This invention disclosure describes a method for realizing a long chirped planar-waveguide Bragg grating with Archemedes' spiral geometry that can fit in a small area (˜1 m can be realized in an area of 1 cm2) and provide large dispersion. The ability to form the grating in such a small area enables fabrication with only a single photolithography mask. Therefore the large physical translation associated with long CFBG fabrication methods is avoided, and the associated specialized fabrication equipment is replaced by standard photolithography equipment. Utilizing photolithography fabrication techniques enables fabrication of planar-waveguide Bragg gratings with custom dispersion profiles for different applications.
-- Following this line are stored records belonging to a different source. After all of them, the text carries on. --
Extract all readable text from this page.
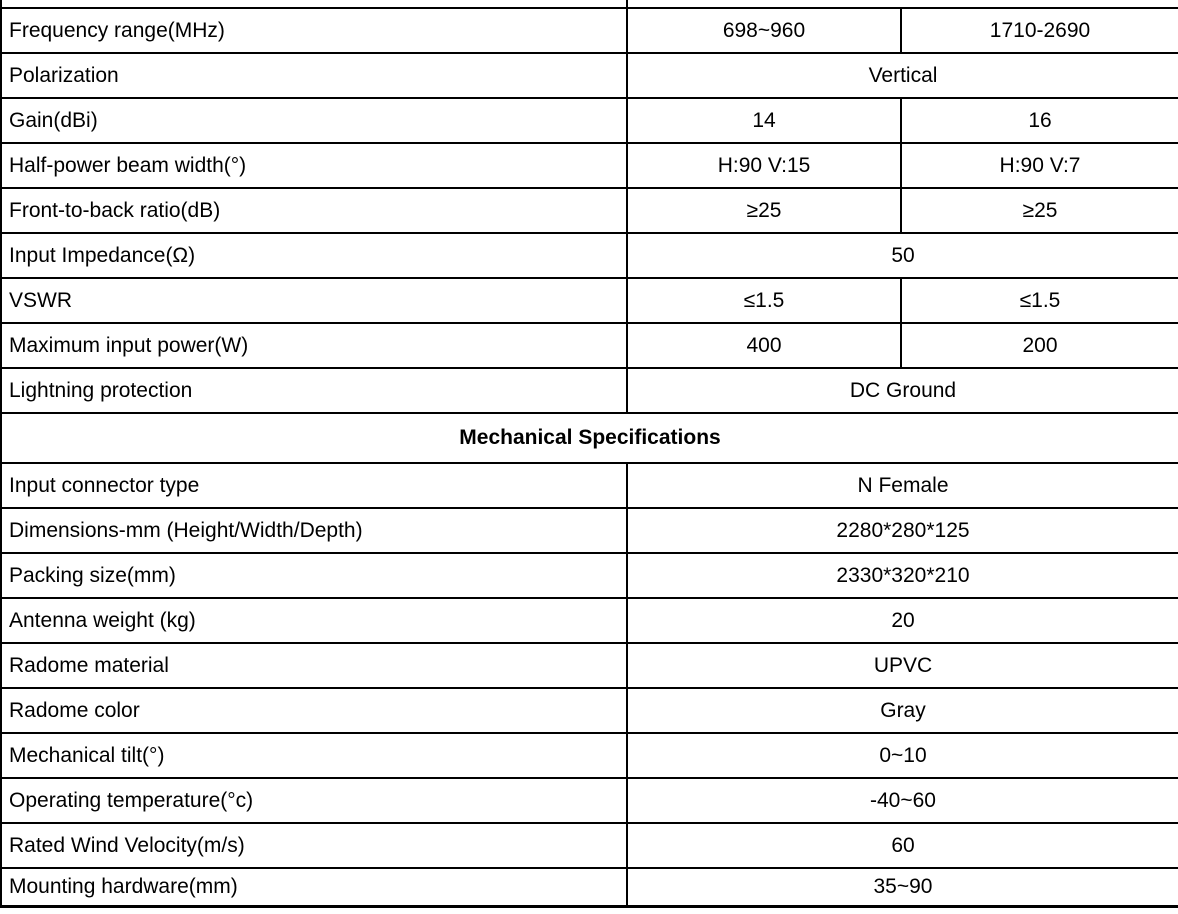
Frequency range(MHz)	698~960	1710-2690
Polarization	Vertical	
Gain(dBi)	14	16
Half-power beam width(°)	H:90 V:15	H:90 V:7
Front-to-back ratio(dB)	≥25	≥25
Input Impedance(Ω)	50	
VSWR	≤1.5	≤1.5
Maximum input power(W)	400	200
Lightning protection	DC Ground	
Mechanical Specifications		
Input connector type	N Female	
Dimensions-mm (Height/Width/Depth)	2280*280*125	
Packing size(mm)	2330*320*210	
Antenna weight (kg)	20	
Radome material	UPVC	
Radome color	Gray	
Mechanical tilt(°)	0~10	
Operating temperature(°c)	-40~60	
Rated Wind Velocity(m/s)	60	
Mounting hardware(mm)	35~90	
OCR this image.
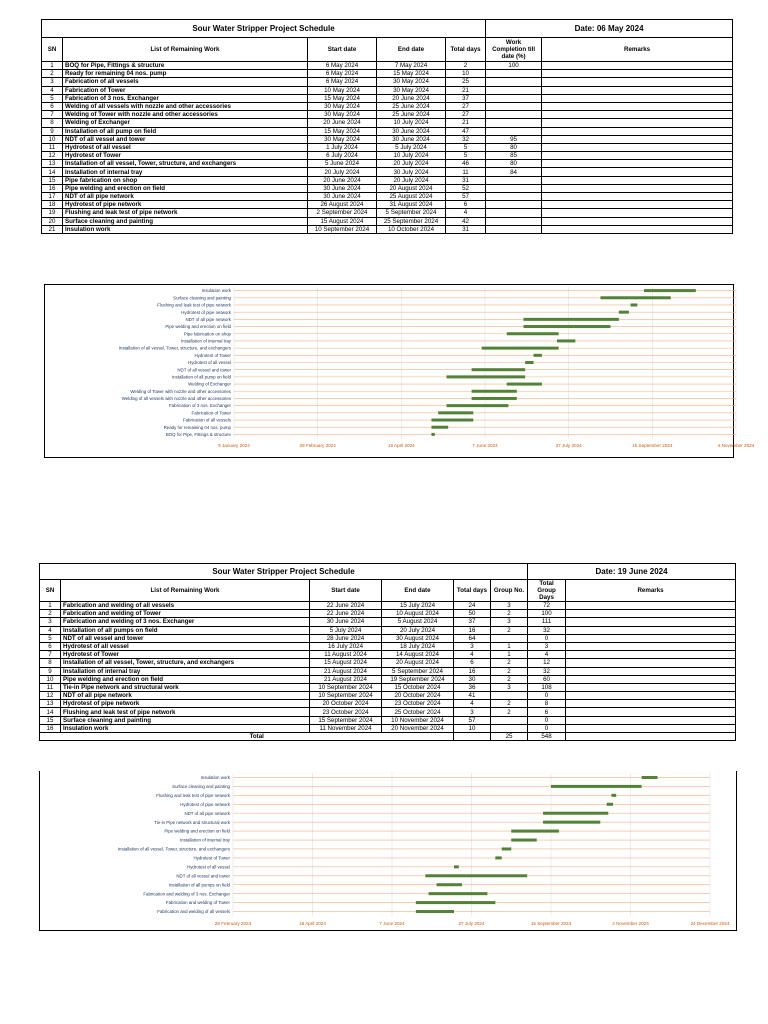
Sour Water Stripper Project Schedule					Date: 06 May 2024	
SN	List of Remaining Work	Start date	End date	Total days	Work Completion till date (%)	Remarks
1	BOQ for Pipe, Fittings & structure	6 May 2024	7 May 2024	2	100	
2	Ready for remaining 04 nos. pump	6 May 2024	15 May 2024	10		
3	Fabrication of all vessels	6 May 2024	30 May 2024	25		
4	Fabrication of Tower	10 May 2024	30 May 2024	21		
5	Fabrication of 3 nos. Exchanger	15 May 2024	20 June 2024	37		
6	Welding of all vessels with nozzle and other accessories	30 May 2024	25 June 2024	27		
7	Welding of Tower with nozzle and other accessories	30 May 2024	25 June 2024	27		
8	Welding of Exchanger	20 June 2024	10 July 2024	21		
9	Installation of all pump on field	15 May 2024	30 June 2024	47		
10	NDT of all vessel and tower	30 May 2024	30 June 2024	32	95	
11	Hydrotest of all vessel	1 July 2024	5 July 2024	5	80	
12	Hydrotest of Tower	6 July 2024	10 July 2024	5	85	
13	Installation of all vessel, Tower, structure, and exchangers	5 June 2024	20 July 2024	46	80	
14	Installation of internal tray	20 July 2024	30 July 2024	11	84	
15	Pipe fabrication on shop	20 June 2024	20 July 2024	31		
16	Pipe welding and erection on field	30 June 2024	20 August 2024	52		
17	NDT of all pipe network	30 June 2024	25 August 2024	57		
18	Hydrotest of pipe network	26 August 2024	31 August 2024	6		
19	Flushing and leak test of pipe network	2 September 2024	5 September 2024	4		
20	Surface cleaning and painting	15 August 2024	25 September 2024	42		
21	Insulation work	10 September 2024	10 October 2024	31		
Insulation work
Surface cleaning and painting
Flushing and leak test of pipe network
Hydrotest of pipe network
NDT of all pipe network
Pipe welding and erection on field
Pipe fabrication on shop
Installation of internal tray
Installation of all vessel, Tower, structure, and exchangers
Hydrotest of Tower
Hydrotest of all vessel
NDT of all vessel and tower
Installation of all pump on field
Welding of Exchanger
Welding of Tower with nozzle and other accessories
Welding of all vessels with nozzle and other accessories
Fabrication of 3 nos. Exchanger
Fabrication of Tower
Fabrication of all vessels
Ready for remaining 04 nos. pump
BOQ for Pipe, Fittings & structure
9 January 2024	28 February 2024	18 April 2024	7 June 2024	27 July 2024	15 September 2024	4 November 2024
Sour Water Stripper Project Schedule						Date: 19 June 2024	
SN	List of Remaining Work	Start date	End date	Total days	Group No.	Total Group Days	Remarks
1	Fabrication and welding of all vessels	22 June 2024	15 July 2024	24	3	72	
2	Fabrication and welding of Tower	22 June 2024	10 August 2024	50	2	100	
3	Fabrication and welding of 3 nos. Exchanger	30 June 2024	5 August 2024	37	3	111	
4	Installation of all pumps on field	5 July 2024	20 July 2024	16	2	32	
5	NDT of all vessel and tower	28 June 2024	30 August 2024	64		0	
6	Hydrotest of all vessel	16 July 2024	18 July 2024	3	1	3	
7	Hydrotest of Tower	11 August 2024	14 August 2024	4	1	4	
8	Installation of all vessel, Tower, structure, and exchangers	15 August 2024	20 August 2024	6	2	12	
9	Installation of internal tray	21 August 2024	5 September 2024	16	2	32	
10	Pipe welding and erection on field	21 August 2024	19 September 2024	30	2	60	
11	Tie-in Pipe network and structural work	10 September 2024	15 October 2024	36	3	108	
12	NDT of all pipe network	10 September 2024	20 October 2024	41		0	
13	Hydrotest of pipe network	20 October 2024	23 October 2024	4	2	8	
14	Flushing and leak test of pipe network	23 October 2024	25 October 2024	3	2	6	
15	Surface cleaning and painting	15 September 2024	10 November 2024	57		0	
16	Insulation work	11 November 2024	20 November 2024	10		0	
	Total				25	548	
Insulation work
Surface cleaning and painting
Flushing and leak test of pipe network
Hydrotest of pipe network
NDT of all pipe network
Tie-in Pipe network and structural work
Pipe welding and erection on field
Installation of internal tray
Installation of all vessel, Tower, structure, and exchangers
Hydrotest of Tower
Hydrotest of all vessel
NDT of all vessel and tower
Installation of all pumps on field
Fabrication and welding of 3 nos. Exchanger
Fabrication and welding of Tower
Fabrication and welding of all vessels
28 February 2024	18 April 2024	7 June 2024	27 July 2024	15 September 2024	4 November 2024	24 December 2024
Two common dispersive devices are Chirped Fiber Bragg Gratings (CFBG) and Dispersion Compensation Fiber (DCF). The formation of gratings in optical fiber is commonly done by UV exposure to the core of the fiber to produce a periodic index modulation. A conventional way to fabricate long CFBG is by stitching together smaller grating segments. A small length of fiber grating is written with a UV interferogram, a translation stage moves the fiber and the next segment is written. This process continues until the whole grating is formed. In order to properly align and stitch together the segments, the precise location of the fiber must be known. The accuracy of the fiber location is limited by the motion stage encoder moving the fiber. Extremely precise tolerances in the mechanical and optical systems must be maintained in order to properly form the complete grating. This has led to the development of specialized precision equipment for fabrication of long gratings. Current CFBG technology can deliver 10 m long 2.5 ns/nm group velocity dispersion over entire optical C band (40 nm) with <4 dB insertion loss.
DCF has dispersion of −100 ps/nm/km with insertion loss of 0.6 dB/km. In order to achieve a large dispersion, a long length of DCF is required. Having a long length of DCF in a system not only increases the overall system size, but also introduces extra insertion loss. For example, 25 km of DCF fiber is required to achieve 2.5 ns/nm dispersion, and introduces 15 dB insertion loss.
This concept is motivated by recent advances in the development of low optical propagation loss planar-waveguides. Integrated photonic device fabricated in silica planar-waveguides has been demonstrated with <2 dB/m propagation loss, where the waveguide material platform design was 15 μm silica under cladding, 4 μm silica core with 1.5% index contrast, 22 μm silica top cladding, on a silicon substrate. Extra-low-loss planar-waveguides has been demonstrated (<0.1 dB/m), where the waveguides are fabricated on a silicon substrate with 15 μm of silica lower cladding, Si3N4 core, and 15 μm silica top cladding.